Dr Dhliwayo said that trade and investment ties between Zimbabwe, China, India, Japan and Australia have grown appreciably. Against this background, individuals and corporates can now open bank accounts that are denominated in the Australian dollar, Chinese yuan, Indian rupee and Japanese yen.

In his 2014 National Budget, Finance and Economic Development Minister Patrick Chinamasa underscored the need to add other currencies to those already circulating.

Economist Mr Witness Chinyama said the introduction of the other four currencies would not necessarily have impact on enhancing the country's liquidity crisis.

While trade with China, India, Australia has grown significantly, it remains too low to have tangible liquidity impact required in virtually all sectors of the economy.

According to the Confederation of Zimbabwe Industries, industry alone requires about US$8 billion, mining US$5 billion to US$7 billion over five years. The liquidity crisis is hampering productive sectors capacity to ramp up output.

The African Development Bank also estimates that the country needs about US$14,5 billion for infrastructure while agriculture requires an average of US$2 billion annually to retool and restore productivity to levels of yesteryear glory.

Zimbabwe lost traction in terms of its ability to generate earnings from exports due to a decade long recession that decimated industry. Alternative sources such as multilateral loans and donor support dried during the decade of instability.

Resultantly, the country was caught up in a vicious liquidity crisis that has seen loans available from local banks quoted punitive and sub-economic rates.

Analysts believe that the volume of trade between China, Japan, Australia and India have commendably increased, the proceeds remain too low to ease liquidity crisis.

However, others believe the new currencies were critical in order that the country enhances currency competition, allowing people to make choices that suit them.

Mr Chinyama said that in the event of any instability in a particular currency due to developments in the currency's related economy, people would be able to easily switch to other currencies that offer them better security and stability.

"We have increased our dealings with these, so we needed their currencies to be included in the basket of currencies. For instance, those who often go to China (for trade) can now open a yuan account, banks won't turn them down," he said.

Currency competition is good, even in terms retail business, when there are many the service improves. If the currency is not stable, you can move to the other," he said.

He pointed out that for those that will have accounts denominated in the recently adopted currencies and want to transact in the respective currencies, they would not be liable to currency exchange risks and costs related to conversion.

There was a time when Zimbabwe was being ravaged by the effect of hyperinflation; people lost value due to the fact that there was no alternative currency, a scenario Mr Chinyama likened to asset stripping as the currency lost value.
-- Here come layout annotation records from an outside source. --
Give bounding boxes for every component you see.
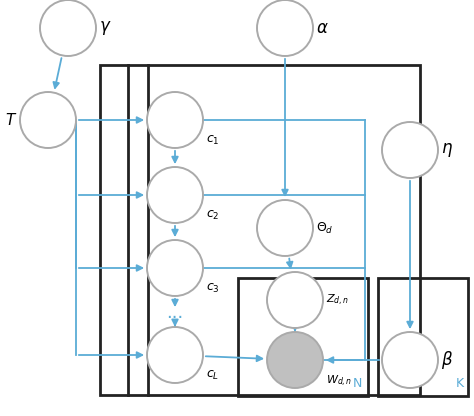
Bar bbox=[378, 278, 468, 396]
Circle shape bbox=[147, 240, 203, 296]
Text: $T$: $T$ bbox=[5, 112, 17, 128]
Text: $\beta$: $\beta$ bbox=[441, 349, 453, 371]
Text: $\gamma$: $\gamma$ bbox=[99, 19, 111, 37]
Text: $\eta$: $\eta$ bbox=[441, 141, 453, 159]
Bar bbox=[100, 65, 420, 395]
Text: $c_1$: $c_1$ bbox=[206, 134, 219, 147]
Circle shape bbox=[20, 92, 76, 148]
Circle shape bbox=[257, 200, 313, 256]
Text: $c_L$: $c_L$ bbox=[206, 369, 219, 382]
Text: $W_{d,n}$: $W_{d,n}$ bbox=[326, 374, 352, 389]
Circle shape bbox=[147, 327, 203, 383]
Circle shape bbox=[267, 332, 323, 388]
Circle shape bbox=[40, 0, 96, 56]
Text: $\alpha$: $\alpha$ bbox=[316, 19, 328, 37]
Circle shape bbox=[382, 332, 438, 388]
Circle shape bbox=[147, 92, 203, 148]
Text: $\Theta_d$: $\Theta_d$ bbox=[316, 220, 334, 235]
Text: $Z_{d,n}$: $Z_{d,n}$ bbox=[326, 292, 349, 307]
Circle shape bbox=[257, 0, 313, 56]
Text: ···: ··· bbox=[166, 309, 183, 327]
Circle shape bbox=[382, 122, 438, 178]
Circle shape bbox=[267, 272, 323, 328]
Text: N: N bbox=[353, 377, 362, 390]
Text: M: M bbox=[407, 375, 418, 388]
Bar bbox=[238, 278, 368, 396]
Circle shape bbox=[147, 167, 203, 223]
Text: $c_2$: $c_2$ bbox=[206, 209, 219, 222]
Text: K: K bbox=[456, 377, 464, 390]
Text: $c_3$: $c_3$ bbox=[206, 282, 220, 295]
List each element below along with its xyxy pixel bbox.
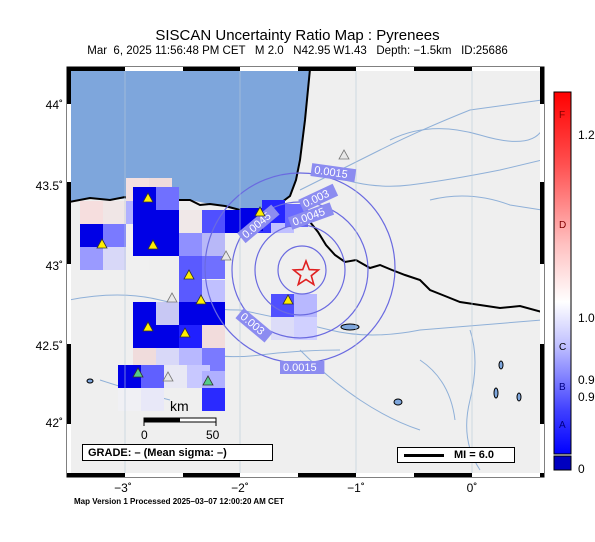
grid-cell	[294, 294, 317, 317]
grid-cell	[294, 317, 317, 340]
graticule	[124, 69, 473, 475]
grid-cell	[202, 388, 225, 411]
contour-label: 0.0015	[280, 361, 325, 374]
grid-cell	[80, 224, 103, 247]
lon-label: 0˚	[466, 481, 478, 495]
grade-box: GRADE: – (Mean sigma: –)	[82, 444, 273, 461]
grid-cell	[141, 388, 164, 411]
grid-cell	[103, 247, 126, 270]
grid-cell	[202, 210, 225, 233]
colorbar-zero	[553, 455, 572, 471]
grade-letter: F	[559, 110, 566, 121]
station-triangle-icon	[254, 206, 266, 217]
grid-cell	[179, 233, 202, 256]
colorbar-value: 1.0	[578, 311, 595, 325]
scale-start: 0	[141, 428, 148, 442]
grid-cell	[156, 233, 179, 256]
grid-cell	[156, 325, 179, 348]
grid-cell	[179, 210, 202, 233]
lat-label: 42˚	[45, 416, 63, 430]
grade-letter: D	[559, 220, 567, 231]
station-triangle-icon	[132, 367, 144, 378]
grid-cell	[164, 365, 187, 388]
mi-line-icon	[404, 454, 444, 457]
contour-label: 0.0015	[310, 163, 357, 183]
grid-cell	[202, 302, 225, 325]
event-info: Mar 6, 2025 11:56:48 PM CET M 2.0 N42.95…	[87, 45, 508, 57]
station-triangle-icon	[179, 327, 191, 338]
station-triangle-icon	[147, 239, 159, 250]
station-triangle-icon	[162, 371, 174, 382]
lon-label: −2˚	[231, 481, 249, 495]
station-triangle-icon	[183, 269, 195, 280]
svg-text:0.0015: 0.0015	[283, 362, 317, 374]
mi-legend: MI = 6.0	[397, 447, 515, 463]
station-triangle-icon	[338, 149, 350, 160]
lat-label: 44˚	[45, 98, 63, 112]
scale-bar	[143, 417, 217, 426]
grid-cell	[80, 201, 103, 224]
lon-label: −3˚	[114, 481, 132, 495]
grid-cell	[202, 256, 225, 279]
bay-of-biscay	[69, 69, 310, 213]
map-frame	[66, 66, 545, 478]
grade-letter: A	[559, 420, 566, 431]
lat-label: 43˚	[45, 259, 63, 273]
grid-cell	[118, 388, 141, 411]
grid-cell	[156, 302, 179, 325]
grade-letter: C	[559, 342, 567, 353]
grid-cell	[179, 256, 202, 279]
grid-cell	[202, 233, 225, 256]
mi-label: MI = 6.0	[454, 449, 495, 461]
processing-info: Map Version 1 Processed 2025–03–07 12:00…	[74, 497, 285, 506]
grid-cell	[156, 187, 179, 210]
lat-label: 42.5˚	[35, 339, 63, 353]
map-title: SISCAN Uncertainty Ratio Map : Pyrenees	[155, 27, 440, 44]
lat-label: 43.5˚	[35, 179, 63, 193]
station-triangle-icon	[166, 292, 178, 303]
grid-cell	[179, 279, 202, 302]
station-triangle-icon	[96, 238, 108, 249]
station-triangle-icon	[195, 294, 207, 305]
national-border	[295, 204, 542, 313]
grid-cell	[103, 224, 126, 247]
grid-cell	[141, 365, 164, 388]
lon-label: −1˚	[347, 481, 365, 495]
stations	[96, 149, 350, 386]
scale-unit: km	[170, 398, 189, 414]
epicenter-star	[291, 258, 321, 287]
grid-cell	[202, 280, 225, 303]
station-triangle-icon	[142, 192, 154, 203]
grid-cell	[202, 325, 225, 348]
grid-cell	[133, 302, 156, 325]
grid-cell	[103, 201, 126, 224]
colorbar-value: 0.9	[578, 390, 595, 404]
colorbar	[553, 91, 572, 455]
station-triangle-icon	[220, 250, 232, 261]
station-triangle-icon	[282, 294, 294, 305]
scale-end: 50	[206, 428, 220, 442]
station-triangle-icon	[202, 375, 214, 386]
grade-letter: B	[559, 382, 566, 393]
colorbar-value: 0.9	[578, 373, 595, 387]
grid-cell	[156, 210, 179, 233]
colorbar-value: 0	[578, 462, 585, 476]
grid-cell	[133, 233, 156, 256]
svg-text:0.0015: 0.0015	[313, 164, 348, 181]
colorbar-value: 1.2	[578, 128, 595, 142]
station-triangle-icon	[142, 321, 154, 332]
grid-cell	[271, 317, 294, 340]
grid-cell	[179, 302, 202, 325]
grid-cell	[80, 247, 103, 270]
grid-cell	[133, 210, 156, 233]
grid-cell	[118, 365, 141, 388]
A Harare economist who commented on condition of anonymity said while the new currencies added variety of choice for the transacting public, it would have little positive impact considering the level of trade with the respective countries.

He said despite the fact that South Africa accounts for 30 percent of trade with Zimbabwe, the impact of the Rand on liquidity was minimal, which has been further weakened by its downslide when measured against other major currencies.

A currency trader with a local bank said the introduction of the other currencies would have little positive impact on the economy but only add costs for individuals or corporates that will seek to maintain foreign nostro accounts.

"It depends really, but for banks it is expensive to maintain foreign nostro accounts in foreign currencies that are not actively traded," the currency trader said.

"That is not how get business, adopting these currencies. The countries do what is best for business. Besides, China is not a big fan of its own currency and both Chinese yuan and Indian Rupee are not deliverable in the forward market. A trader in those countries is better off invoiced in US dollars," he said.